Corruption en Ukraine : l'affaire Ermak menace d’éclabousser Zelensky
Source: Gettyimages.ruLe procès pour blanchiment d'argent impliquant l'ex-bras droit de Volodymyr Zelensky, Andriï Ermak, pourrait, selon Le Monde, fragiliser davantage le chef du régime kievien, déjà touché par une série de scandales de corruption depuis novembre 2025.
Un nouveau scandale de corruption ayant éclaté en Ukraine menace une nouvelle fois les plus hauts dirigeants du pays. Le Monde a rapporté, le 12 mai, que les accusations portées par le Bureau national anticorruption ukrainien (NABU) et le Parquet spécialisé anticorruption (SAP) contre l'ancien chef de cabinet de Volodymyr Zelensky, Andriï Ermak, pourraient également concerner le chef du régime de Kiev lui-même.
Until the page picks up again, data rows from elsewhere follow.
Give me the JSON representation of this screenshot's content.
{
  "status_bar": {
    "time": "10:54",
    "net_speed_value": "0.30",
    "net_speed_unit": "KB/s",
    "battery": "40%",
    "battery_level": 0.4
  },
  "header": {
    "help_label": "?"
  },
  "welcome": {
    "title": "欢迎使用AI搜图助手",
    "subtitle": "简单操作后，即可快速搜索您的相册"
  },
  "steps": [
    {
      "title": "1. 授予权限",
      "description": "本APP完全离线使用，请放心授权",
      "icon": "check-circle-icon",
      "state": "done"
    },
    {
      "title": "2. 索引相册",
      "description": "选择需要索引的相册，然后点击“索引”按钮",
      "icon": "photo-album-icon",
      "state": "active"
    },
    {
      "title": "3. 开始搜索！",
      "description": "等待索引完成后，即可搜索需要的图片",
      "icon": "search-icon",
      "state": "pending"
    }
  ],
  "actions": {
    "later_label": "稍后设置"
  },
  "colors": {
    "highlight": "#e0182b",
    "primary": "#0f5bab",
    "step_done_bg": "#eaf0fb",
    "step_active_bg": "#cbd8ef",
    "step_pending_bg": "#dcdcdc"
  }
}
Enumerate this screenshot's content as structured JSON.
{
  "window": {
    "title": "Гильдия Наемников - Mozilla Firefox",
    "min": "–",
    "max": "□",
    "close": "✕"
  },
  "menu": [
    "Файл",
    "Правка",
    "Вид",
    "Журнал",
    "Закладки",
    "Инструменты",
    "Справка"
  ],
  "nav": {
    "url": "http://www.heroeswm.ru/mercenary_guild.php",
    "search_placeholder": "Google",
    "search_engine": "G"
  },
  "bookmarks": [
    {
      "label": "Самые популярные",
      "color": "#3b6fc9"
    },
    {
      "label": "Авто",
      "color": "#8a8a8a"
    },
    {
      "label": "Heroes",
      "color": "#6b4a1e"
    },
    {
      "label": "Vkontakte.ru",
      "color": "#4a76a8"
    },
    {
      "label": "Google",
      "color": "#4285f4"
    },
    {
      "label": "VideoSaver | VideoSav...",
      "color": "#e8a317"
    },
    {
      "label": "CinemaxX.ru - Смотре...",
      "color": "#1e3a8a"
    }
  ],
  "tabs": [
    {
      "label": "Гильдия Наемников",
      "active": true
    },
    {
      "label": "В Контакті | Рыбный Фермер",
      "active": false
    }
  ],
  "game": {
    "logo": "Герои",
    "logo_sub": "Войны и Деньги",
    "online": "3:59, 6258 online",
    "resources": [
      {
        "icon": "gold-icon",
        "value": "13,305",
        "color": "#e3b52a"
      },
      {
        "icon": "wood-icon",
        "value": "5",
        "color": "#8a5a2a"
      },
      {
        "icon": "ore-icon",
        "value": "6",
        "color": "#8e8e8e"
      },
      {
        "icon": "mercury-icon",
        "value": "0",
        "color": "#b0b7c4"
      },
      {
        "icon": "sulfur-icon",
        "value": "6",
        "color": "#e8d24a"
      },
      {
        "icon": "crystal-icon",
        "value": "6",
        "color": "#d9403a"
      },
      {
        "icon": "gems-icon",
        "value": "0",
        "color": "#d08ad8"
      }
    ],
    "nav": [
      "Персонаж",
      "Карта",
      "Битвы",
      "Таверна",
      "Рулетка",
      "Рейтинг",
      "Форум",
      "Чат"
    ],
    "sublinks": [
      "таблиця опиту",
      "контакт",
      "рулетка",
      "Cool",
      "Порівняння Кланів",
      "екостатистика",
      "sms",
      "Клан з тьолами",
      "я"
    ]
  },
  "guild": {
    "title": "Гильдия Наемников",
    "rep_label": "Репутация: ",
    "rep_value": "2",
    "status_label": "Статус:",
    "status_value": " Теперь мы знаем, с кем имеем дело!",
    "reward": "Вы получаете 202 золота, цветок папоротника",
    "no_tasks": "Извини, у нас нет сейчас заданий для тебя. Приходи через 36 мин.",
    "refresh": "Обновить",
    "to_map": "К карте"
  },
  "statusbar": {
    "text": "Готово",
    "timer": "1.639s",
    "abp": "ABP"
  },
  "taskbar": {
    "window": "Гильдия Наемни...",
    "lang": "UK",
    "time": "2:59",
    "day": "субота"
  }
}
Le journal a notamment évoqué le scandale de corruption ayant éclaté en Ukraine en novembre dernier, lorsque les agences anticorruption avaient mis au jour un système de blanchiment d'argent de 100 millions de dollars dans le secteur de l'énergie, impliquant l'homme d'affaires et proche collaborateur de Zelensky, Timour Minditch.
Selon Le Monde, si, en novembre, le chef du régime de Kiev avait « réussi à prendre ses distances » et à « minimiser les dégâts politiques », les accusations portées contre Ermak pourraient cette fois-ci toucher directement Zelensky. Le quotidien souligne que la question centrale reste de savoir dans quelle mesure Zelensky était informé des agissements de son entourage.
Zelensky dans le viseur ?
Ermak a été inculpé pour participation à une opération de blanchiment d'argent le 11 mai. Le NABU et le SAP ont annoncé avoir démantelé un groupe organisé impliqué dans la légalisation de 460 millions de hryvnias (environ 8,97 millions d'euros) dans le cadre d’un projet de construction de logements de luxe près de Kiev.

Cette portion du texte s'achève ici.